News Release – Vancouver, British Columbia – August 6, 2024: CopAur Minerals Inc. (“CopAur” or the “Company”) (TSXV: CPAU) (OTCQX:COPAF) is pleased to announce that the TSX Venture Exchange (“TSXV”) has approved the $1 million loan to the Company by an arm’s length lender (the “Lender”) that was previously announced on July 26, 2024 (the “Loan“). The Loan will bear simple interest of 1% per month (12% per annum) and has a six-month term. The Company may repay the Loan at any time prior to its maturity with a minimum payment of three months interest. If the Company sells any of its assets, including the marketable securities it holds in another TSXV issuer, or completes a private placement prior to the repayment of the Loan, the Company will apply the net proceeds from the sale of assets or from the private placement, after the payment of regulatory and legal costs to complete the sale or private placement, to repay the Loan principal and outstanding interest before being applied to any other corporate purposes.
The Company will issue an aggregate of 2,500,000 share purchase warrants (the “Bonus Warrants”) to the Lender as a bonus inducement for providing the Loan. Each Bonus Warrant will entitle the Lender to purchase one common share of the Company at an exercise price of C$0.20 for a period of 12 months from the date of issuance. The Bonus Warrants are subject to an acceleration right in favour of the Company. Where the closing price (or closing bid price on any day where no shares trade) of the Company’s common shares on the TSXV exceeds $0.45 per share for a minimum of five consecutive trading days, the Company may provide written notice to the Lender requiring it to exercise the Bonus Warrants within 30 days following the date of delivery of such written notice, at which time any unexercised Bonus Warrants will expire.
The Loan terms also provide that if the Company conducts a private placement of its securities prior to the maturity of the Loan, subject to TSX Venture Exchange approval, the Lender will have a right to provide notice to the Company that it wishes to enter into a debt settlement for securities of the Company concurrent with the private placement (“Debt Settlement”) and to specify the amount of the Loan the Lender wishes to be repaid in securities by the Debt Settlement. The outstanding balance of the Loan will be reduced by the amount of the Debt Settlement.
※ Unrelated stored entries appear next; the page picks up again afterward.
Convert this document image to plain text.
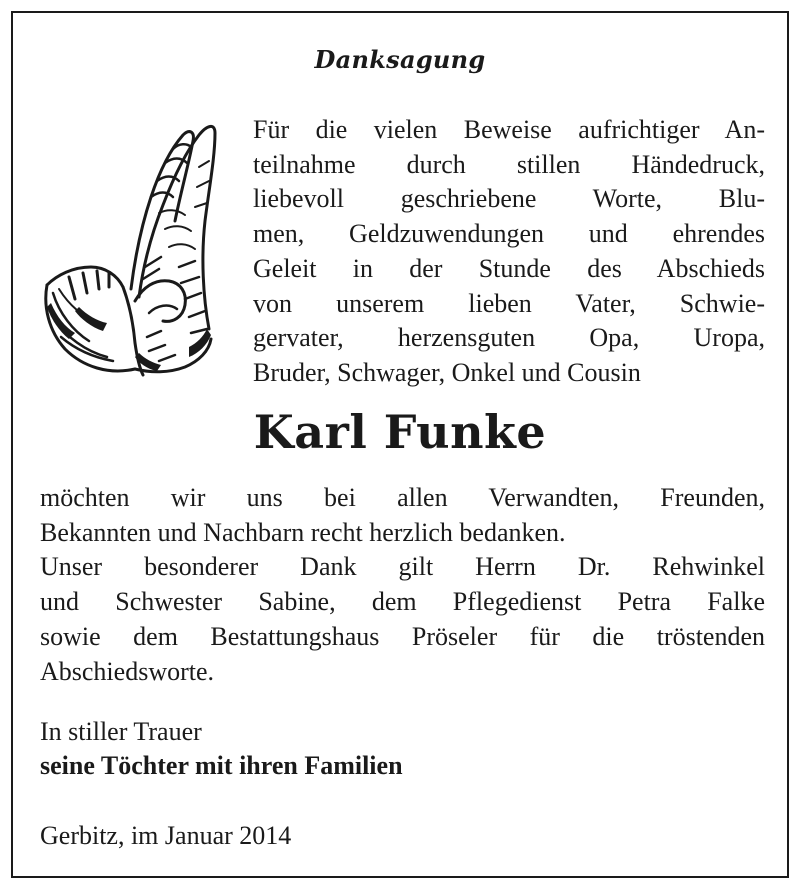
Danksagung
Für die vielen Beweise aufrichtiger An-
teilnahme durch stillen Händedruck,
liebevoll geschriebene Worte, Blu-
men, Geldzuwendungen und ehrendes
Geleit in der Stunde des Abschieds
von unserem lieben Vater, Schwie-
gervater, herzensguten Opa, Uropa,
Bruder, Schwager, Onkel und Cousin
Karl Funke
möchten wir uns bei allen Verwandten, Freunden,
Bekannten und Nachbarn recht herzlich bedanken.
Unser besonderer Dank gilt Herrn Dr. Rehwinkel
und Schwester Sabine, dem Pflegedienst Petra Falke
sowie dem Bestattungshaus Pröseler für die tröstenden
Abschiedsworte.
In stiller Trauer
seine Töchter mit ihren Familien
Gerbitz, im Januar 2014
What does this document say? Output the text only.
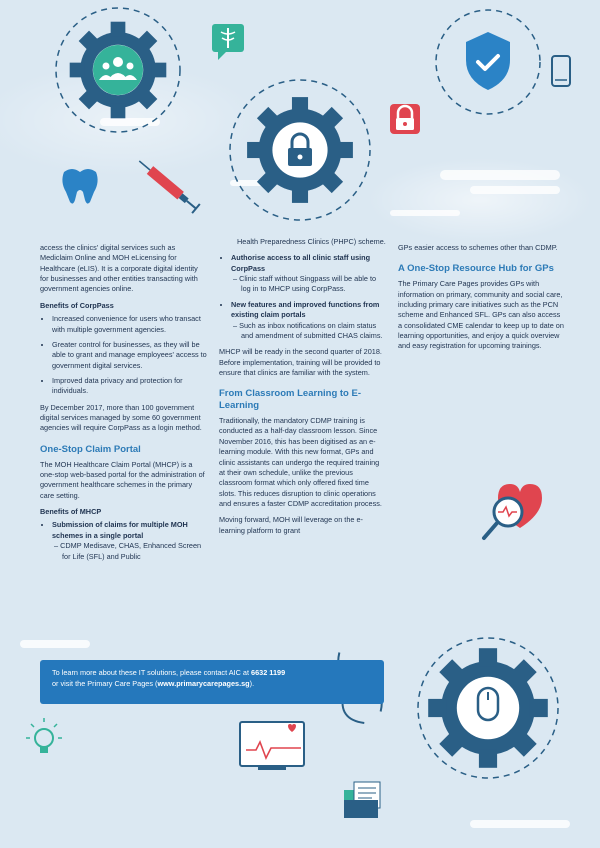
access the clinics' digital services such as Mediclaim Online and MOH eLicensing for Healthcare (eLIS). It is a corporate digital identity for businesses and other entities transacting with government agencies online.

Benefits of CorpPass

• Increased convenience for users who transact with multiple government agencies.
• Greater control for businesses, as they will be able to grant and manage employees' access to government digital services.
• Improved data privacy and protection for individuals.

By December 2017, more than 100 government digital services managed by some 60 government agencies will require CorpPass as a login method.

One-Stop Claim Portal

The MOH Healthcare Claim Portal (MHCP) is a one-stop web-based portal for the administration of government healthcare schemes in the primary care setting.

Benefits of MHCP

• Submission of claims for multiple MOH schemes in a single portal
– CDMP Medisave, CHAS, Enhanced Screen for Life (SFL) and Public

Health Preparedness Clinics (PHPC) scheme.

• Authorise access to all clinic staff using CorpPass
– Clinic staff without Singpass will be able to log in to MHCP using CorpPass.
• New features and improved functions from existing claim portals
– Such as inbox notifications on claim status and amendment of submitted CHAS claims.

MHCP will be ready in the second quarter of 2018. Before implementation, training will be provided to ensure that clinics are familiar with the system.

From Classroom Learning to E-Learning

Traditionally, the mandatory CDMP training is conducted as a half-day classroom lesson. Since November 2016, this has been digitised as an e-learning module. With this new format, GPs and clinic assistants can undergo the required training at their own schedule, unlike the previous classroom format which only offered fixed time slots. This reduces disruption to clinic operations and ensures a faster CDMP accreditation process.

Moving forward, MOH will leverage on the e-learning platform to grant

GPs easier access to schemes other than CDMP.

A One-Stop Resource Hub for GPs

The Primary Care Pages provides GPs with information on primary, community and social care, including primary care initiatives such as the PCN scheme and Enhanced SFL. GPs can also access a consolidated CME calendar to keep up to date on learning opportunities, and enjoy a quick overview and easy registration for upcoming trainings.

To learn more about these IT solutions, please contact AIC at 6632 1199
or visit the Primary Care Pages (www.primarycarepages.sg).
The Company plans to use the proceeds of the Loan for general working capital purposes and to pay the cash consideration payable to Nevada Sunrise Metals Corporation (TSXV: NEV) (OTCBB: NVSGF) to purchase Nevada Sunrise’s 18.74% ownership interest in the Kinsley Mountain Gold Project in Nevada (“Kinsley Acquisition“). The balance of the consideration payable to Nevada Sunrise consists of the issuance of 1,000,000 common shares of the Company. If the Kinsley Acquisition is completed, CopAur will own 100% of the Kinsley Mountain Gold Project. See the Company’s news release disseminated on July 8, 2024 for further information about the Kinsley Acquisition.
About CopAur
CopAur is an exploration company focused on developing projects within the emerging, mineral-rich mining regions of Nevada. The Company is backed by a dynamic and experienced team of resource professionals advancing its projects in Nevada with the flagship project being Kinsley Mountain Gold Project, a Carlin-style project located 90 kilometres south of the Long Canyon mine (currently in production under the Newmont/Barrick joint venture, Nevada Gold Mines).
For more information, please contact:
CopAur Minerals Inc.
Jeremy Yaseniuk, Chief Executive Officer & Director
Tel: +1 (604) 773-1467
Email: jeremyy@CopAur.com
Neither the TSX Venture Exchange nor its Regulation Services Provider (as that term is defined in the policies of the TSX Venture Exchange) accepts responsibility for the adequacy or accuracy of this news release.
Forward Looking Information
This news release contains forward-looking statements. These statements relate to future events or the Company’s future performance, including the Company’s plans to borrow the Loan and issue the Bonus Warrants, as well as the Company’s intention to complete the Kinsley Acquisition, including the obtaining and timing of TSXV approval. All such statements involve substantial known and unknown risks, uncertainties and other factors which may cause the actual results to vary from those expressed or implied by such forward-looking statements. Forward-looking statements involve significant risks and uncertainties, they should not be read as guarantees of future performance or results and they will not necessarily be accurate indications of whether or not such results will be achieved. Actual results could differ materially from those anticipated due to a number of factors and risks. Although the forward-looking statements contained in this news release are based upon what management of the Company believes are reasonable assumptions on the date of this news release, the Company cannot assure investors that actual results will be consistent with these forward-looking statements. The forward-looking statements contained in this press release are made as of the date hereof and the Company disclaims any intention or obligation to update or revised any forward-looking statements whether as a result of new information, future events or otherwise, except as required under applicable securities regulations.